AWS CloudTrail vs CloudWatch vs Config: what to use and when

Short version: CloudTrail is your audit log of API activity, CloudWatch is telemetry + alerting (metrics/logs/events), and Config is resource inventory + compliance. You probably need all three, wired together sensibly.

Who does what

Goal	CloudTrail	CloudWatch	Config
Audit every API call (who/what/when/where)	✔️	—	—
Real-time alerts (errors, patterns, thresholds)	via Logs → Metric Filters	✔️ (Metrics, Logs, Alarms, EventBridge)	—
App/system logs centralisation	—	✔️ CloudWatch Logs	—
Resource inventory & change history	—	—	✔️
Compliance checks & drift detection	—	—	✔️ (managed rules)
Forensics / retain for years	✔️ to S3 (+ Glacier via lifecycle)	Logs retention as set	Snapshots & history in S3

Baseline that works (Org-wide)

Organization trail: one multi-region trail writing to a central S3 bucket in a log archive account. Enable log file validation; encrypt with a KMS key.
Data events (scoped): turn on for critical S3 buckets and Lambda functions (not blindly for all; costs and noise rise fast).
Send to CloudWatch Logs: attach the trail to a log group; create metric filters + alarms for key patterns (below).
Enable AWS Config in all regions: record all resources; deliver to S3 + SNS; turn on a small set of managed rules (below).
Wire alerts: CloudWatch Alarms → SNS → email/Chat/incident channel. Keep severity mapping simple.

Three CloudTrail → CloudWatch alarms to start with

# 1) Root account usage
Filter pattern:
{ ($.userIdentity.type = "Root") && ($.userIdentity.invokedBy NOT EXISTS) && ($.eventType != "AwsServiceEvent") }

# 2) Unauthorized API calls
Filter pattern:
{ ($.errorCode = "*UnauthorizedOperation") || ($.errorCode = "AccessDenied*") }

# 3) Console logins without MFA
Filter pattern:
{ ($.eventName = "ConsoleLogin") && ($.additionalEventData.MFAUsed = "No") && ($.responseElements.ConsoleLogin = "Success") }

Create a metric filter for each, then an alarm on >=1 occurrence over ~5 minutes to your incident SNS topic.

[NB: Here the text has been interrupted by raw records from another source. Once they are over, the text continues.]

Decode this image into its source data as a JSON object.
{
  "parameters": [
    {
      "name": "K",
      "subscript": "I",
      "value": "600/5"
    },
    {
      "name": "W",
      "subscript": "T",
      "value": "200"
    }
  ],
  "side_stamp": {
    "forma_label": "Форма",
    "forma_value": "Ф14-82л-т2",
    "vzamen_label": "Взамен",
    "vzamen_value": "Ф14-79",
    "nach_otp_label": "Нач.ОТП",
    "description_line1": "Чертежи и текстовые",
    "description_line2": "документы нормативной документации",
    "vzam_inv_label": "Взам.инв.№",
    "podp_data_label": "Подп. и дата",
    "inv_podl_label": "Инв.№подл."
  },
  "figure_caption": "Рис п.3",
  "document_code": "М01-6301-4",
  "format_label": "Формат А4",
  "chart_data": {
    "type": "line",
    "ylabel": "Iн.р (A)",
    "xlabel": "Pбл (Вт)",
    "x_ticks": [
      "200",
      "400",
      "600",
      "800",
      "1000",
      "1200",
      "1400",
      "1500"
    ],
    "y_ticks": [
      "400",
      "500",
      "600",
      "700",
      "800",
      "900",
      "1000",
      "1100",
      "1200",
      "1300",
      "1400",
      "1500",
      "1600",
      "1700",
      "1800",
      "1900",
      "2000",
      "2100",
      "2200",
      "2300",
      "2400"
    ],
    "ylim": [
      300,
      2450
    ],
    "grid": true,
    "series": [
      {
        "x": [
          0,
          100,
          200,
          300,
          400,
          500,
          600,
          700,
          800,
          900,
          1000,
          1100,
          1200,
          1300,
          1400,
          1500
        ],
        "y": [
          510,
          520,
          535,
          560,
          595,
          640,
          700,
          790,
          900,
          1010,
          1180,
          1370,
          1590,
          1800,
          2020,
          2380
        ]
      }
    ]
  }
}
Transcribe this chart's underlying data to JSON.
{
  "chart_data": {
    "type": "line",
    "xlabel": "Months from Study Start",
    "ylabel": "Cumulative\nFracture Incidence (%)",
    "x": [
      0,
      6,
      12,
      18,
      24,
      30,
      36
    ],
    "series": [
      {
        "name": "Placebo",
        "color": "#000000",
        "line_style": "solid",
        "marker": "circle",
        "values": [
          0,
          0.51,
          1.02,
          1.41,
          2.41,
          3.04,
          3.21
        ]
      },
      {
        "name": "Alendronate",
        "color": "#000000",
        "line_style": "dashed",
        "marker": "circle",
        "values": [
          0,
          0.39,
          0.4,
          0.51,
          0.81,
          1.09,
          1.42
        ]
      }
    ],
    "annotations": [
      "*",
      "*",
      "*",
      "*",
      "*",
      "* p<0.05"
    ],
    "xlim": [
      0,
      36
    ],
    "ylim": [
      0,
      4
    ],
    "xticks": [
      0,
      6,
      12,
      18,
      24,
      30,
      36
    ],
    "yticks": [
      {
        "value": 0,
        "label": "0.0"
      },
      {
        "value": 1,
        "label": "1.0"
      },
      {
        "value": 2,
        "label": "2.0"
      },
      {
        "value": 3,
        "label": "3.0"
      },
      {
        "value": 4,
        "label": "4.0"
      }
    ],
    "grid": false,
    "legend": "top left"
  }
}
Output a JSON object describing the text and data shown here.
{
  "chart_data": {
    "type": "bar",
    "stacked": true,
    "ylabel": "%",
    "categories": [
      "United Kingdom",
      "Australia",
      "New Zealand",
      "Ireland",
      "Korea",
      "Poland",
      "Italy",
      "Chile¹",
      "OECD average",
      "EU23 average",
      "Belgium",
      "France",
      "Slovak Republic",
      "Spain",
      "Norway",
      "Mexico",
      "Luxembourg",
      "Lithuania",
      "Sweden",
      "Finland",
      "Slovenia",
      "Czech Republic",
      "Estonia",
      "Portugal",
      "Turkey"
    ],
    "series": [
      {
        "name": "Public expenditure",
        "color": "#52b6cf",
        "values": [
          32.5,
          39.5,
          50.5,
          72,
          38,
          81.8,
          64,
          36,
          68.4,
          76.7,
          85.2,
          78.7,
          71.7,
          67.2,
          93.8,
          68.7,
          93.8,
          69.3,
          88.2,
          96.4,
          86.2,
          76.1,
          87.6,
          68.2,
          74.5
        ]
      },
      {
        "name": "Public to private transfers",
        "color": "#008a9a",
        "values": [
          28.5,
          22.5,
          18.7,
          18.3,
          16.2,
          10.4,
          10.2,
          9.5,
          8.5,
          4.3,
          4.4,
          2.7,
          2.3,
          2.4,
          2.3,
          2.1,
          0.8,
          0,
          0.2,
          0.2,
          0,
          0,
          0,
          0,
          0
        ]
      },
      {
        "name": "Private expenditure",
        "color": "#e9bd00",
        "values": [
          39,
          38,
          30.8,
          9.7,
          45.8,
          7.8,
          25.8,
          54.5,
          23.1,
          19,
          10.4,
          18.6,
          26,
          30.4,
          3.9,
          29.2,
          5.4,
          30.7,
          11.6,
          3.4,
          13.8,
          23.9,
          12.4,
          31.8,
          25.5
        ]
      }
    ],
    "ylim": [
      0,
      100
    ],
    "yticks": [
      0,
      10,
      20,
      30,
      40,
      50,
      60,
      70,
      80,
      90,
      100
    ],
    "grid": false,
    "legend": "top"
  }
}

Config rules (start small)

s3-bucket-public-read-prohibited / s3-bucket-public-write-prohibited
restricted-ssh (security groups shouldn’t allow 0.0.0.0/0 on 22)
cloudtrail-log-file-validation-enabled
iam-root-access-key-check (root must not have access keys)
mfa-enabled-for-iam-console-access
ebs-encrypted-volume-by-default

Route non-compliant findings to a ticket queue; avoid email storms.

Retention and costs (keep it boring)

S3 lifecycle: move CloudTrail and Config objects to cheaper storage after 90 days; retain for 365+ days to suit your policy.
CloudWatch Logs: set explicit retention (e.g., 30 or 90 days). Don’t leave “Never expire”.
Data events: enable for high-value buckets/functions only; review quarterly.

Security notes

KMS key policy: allow CloudTrail/Config to write; grant read to your security role only; block deletes with a bucket policy and Object Lock if required.
Least privilege: delivery roles for CloudTrail/Config/Logs are narrow; rotate their creds if you use access keys (avoid where possible).

CLI snippets (illustrative)

# Create a log group for CloudTrail events
aws logs create-log-group --log-group-name org-cloudtrail

# Example metric filter: Unauthorized API calls
aws logs put-metric-filter \
  --log-group-name org-cloudtrail \
  --filter-name "unauthorized-api" \
  --filter-pattern '{ ($.errorCode = "*UnauthorizedOperation") || ($.errorCode = "AccessDenied*") }' \
  --metric-transformations metricName=UnauthorizedApiCalls,metricNamespace=Security,metricValue=1

# Alarm on >=1 in 5 minutes (adjust ARN/topic)
aws cloudwatch put-metric-alarm \
  --alarm-name "Unauthorized API calls" \
  --metric-name UnauthorizedApiCalls \
  --namespace Security \
  --statistic Sum --period 300 --threshold 1 --comparison-operator GreaterThanOrEqualToThreshold \
  --evaluation-periods 1 --treat-missing-data notBreaching \
  --alarm-actions arn:aws:sns:eu-west-1:123456789012:incident-notify

What not to do

Don’t enable data events for every bucket and function “just in case”. Scope it.
Don’t keep CloudWatch Logs forever. Set retention on day one.
Don’t send every finding to email. Route to a queue/ticket system and batch notify.